For an origin story that’s already been filmed within the last decade, this reboot takes its time to make Peter Parker’s rise to hero status both practical and thoughtful. Diverting slightly from the position we’re use to, Parker is focused on more as a scientist than a photographer. He still takes pictures with his camera, but seems to spend more of his time devising gadgets and studying about genetics. This makes him blend in much easier as an intern for Osborne Industries with his hidden agenda to discover what really happened to his parents. This provides the perfect setup for Peter to both gain his powers and encounter Dr Connors, who he mistakenly helps him turn into the villain known as The Lizard. It doesn’t seem like the most creative villain name or even the most creative character, but it surprisingly works quite well for the film. We’ve seen superheroes tackle human terrorists and inter-dimensional threats. Why not just a straight up mad-scientist turned monster?

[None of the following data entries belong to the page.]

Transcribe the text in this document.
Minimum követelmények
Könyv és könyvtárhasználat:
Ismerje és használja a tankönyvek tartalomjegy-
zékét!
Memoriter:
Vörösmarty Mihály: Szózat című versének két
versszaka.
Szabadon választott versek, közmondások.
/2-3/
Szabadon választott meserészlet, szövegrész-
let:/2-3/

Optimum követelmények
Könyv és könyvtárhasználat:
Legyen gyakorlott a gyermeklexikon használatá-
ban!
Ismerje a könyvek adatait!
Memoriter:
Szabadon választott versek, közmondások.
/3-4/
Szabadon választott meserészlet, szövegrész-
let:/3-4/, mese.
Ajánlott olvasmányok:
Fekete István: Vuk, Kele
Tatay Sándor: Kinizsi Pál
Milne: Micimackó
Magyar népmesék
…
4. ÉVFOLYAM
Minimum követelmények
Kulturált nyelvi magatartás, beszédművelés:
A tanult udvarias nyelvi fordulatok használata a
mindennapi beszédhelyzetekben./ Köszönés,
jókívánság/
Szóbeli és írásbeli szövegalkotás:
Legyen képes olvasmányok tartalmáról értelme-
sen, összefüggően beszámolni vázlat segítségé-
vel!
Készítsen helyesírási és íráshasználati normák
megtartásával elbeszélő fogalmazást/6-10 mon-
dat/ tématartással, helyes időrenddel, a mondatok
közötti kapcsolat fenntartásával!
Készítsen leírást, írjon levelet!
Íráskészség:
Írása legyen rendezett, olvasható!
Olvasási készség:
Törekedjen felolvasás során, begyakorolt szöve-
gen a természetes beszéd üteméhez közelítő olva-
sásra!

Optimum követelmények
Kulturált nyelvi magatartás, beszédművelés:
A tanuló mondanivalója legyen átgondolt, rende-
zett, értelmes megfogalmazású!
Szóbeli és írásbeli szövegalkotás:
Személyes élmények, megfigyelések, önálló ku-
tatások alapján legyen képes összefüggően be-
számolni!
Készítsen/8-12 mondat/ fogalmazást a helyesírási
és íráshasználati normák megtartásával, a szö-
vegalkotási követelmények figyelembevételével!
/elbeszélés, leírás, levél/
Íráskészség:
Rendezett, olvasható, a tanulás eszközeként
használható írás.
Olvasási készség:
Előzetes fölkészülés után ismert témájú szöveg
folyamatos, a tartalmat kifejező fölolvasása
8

But what sells the movie more than anything else are the characters. We see a very real family dynamic between Peter, Uncle Ben and Aunt May that makes them so real and likable. Scenes like this are important so that when the eventual death of a certain family member occurs, it hits us with the perfect emotional resonance. And the romantic tension Parker has with Gwen Stacey is beautifully woven into the plot with a strong chemistry between the two. There are scenes where both of them just gush about wanting to confess their feelings and secrets when conversing that it makes them a couple you can’t help but love. This makes the ending all the more satisfying where he doesn’t quite get the girl in the way we’d like to see.
Now, of course, with a mutated monster such as The Lizard, you’ve got to have some awesome action scenes and the film doesn’t disappoint. In a cinema world filled with shaky camera techniques, Amazing Spider-Man‘s sequences are a breath of fresh air. For a movie featuring a hero that makes speedy swoops across skyscrapers and slings webs faster than Clint Eastwood fanning a pistol, the set pieces are shot with a great sense of clarity. There is a surprising amount of faith in the camera for fights that are mostly computer graphics.
This is exactly the type of Spider-Man movie I wanted to see: one that could remain true to the spirit of the comics, hitting the perfect tone of serious and fun while still taking risks. For me, it’s the perfect superhero movie. I felt more for Peter Parker and his struggling crisis of identity than I ever did for Bruce Wayne’s inferiority complex in Dark Knight Rises. I had much more fun watching Spidey tangle with the Lizard in a high school than the three-way slug-fest between Thor, Iron Man and Captain America in The Avengers. Peter Parker has always been the likable, plucky hero and with this film we REALLY want to root for him. It’s about as genuine as a Spider-Man movie can get.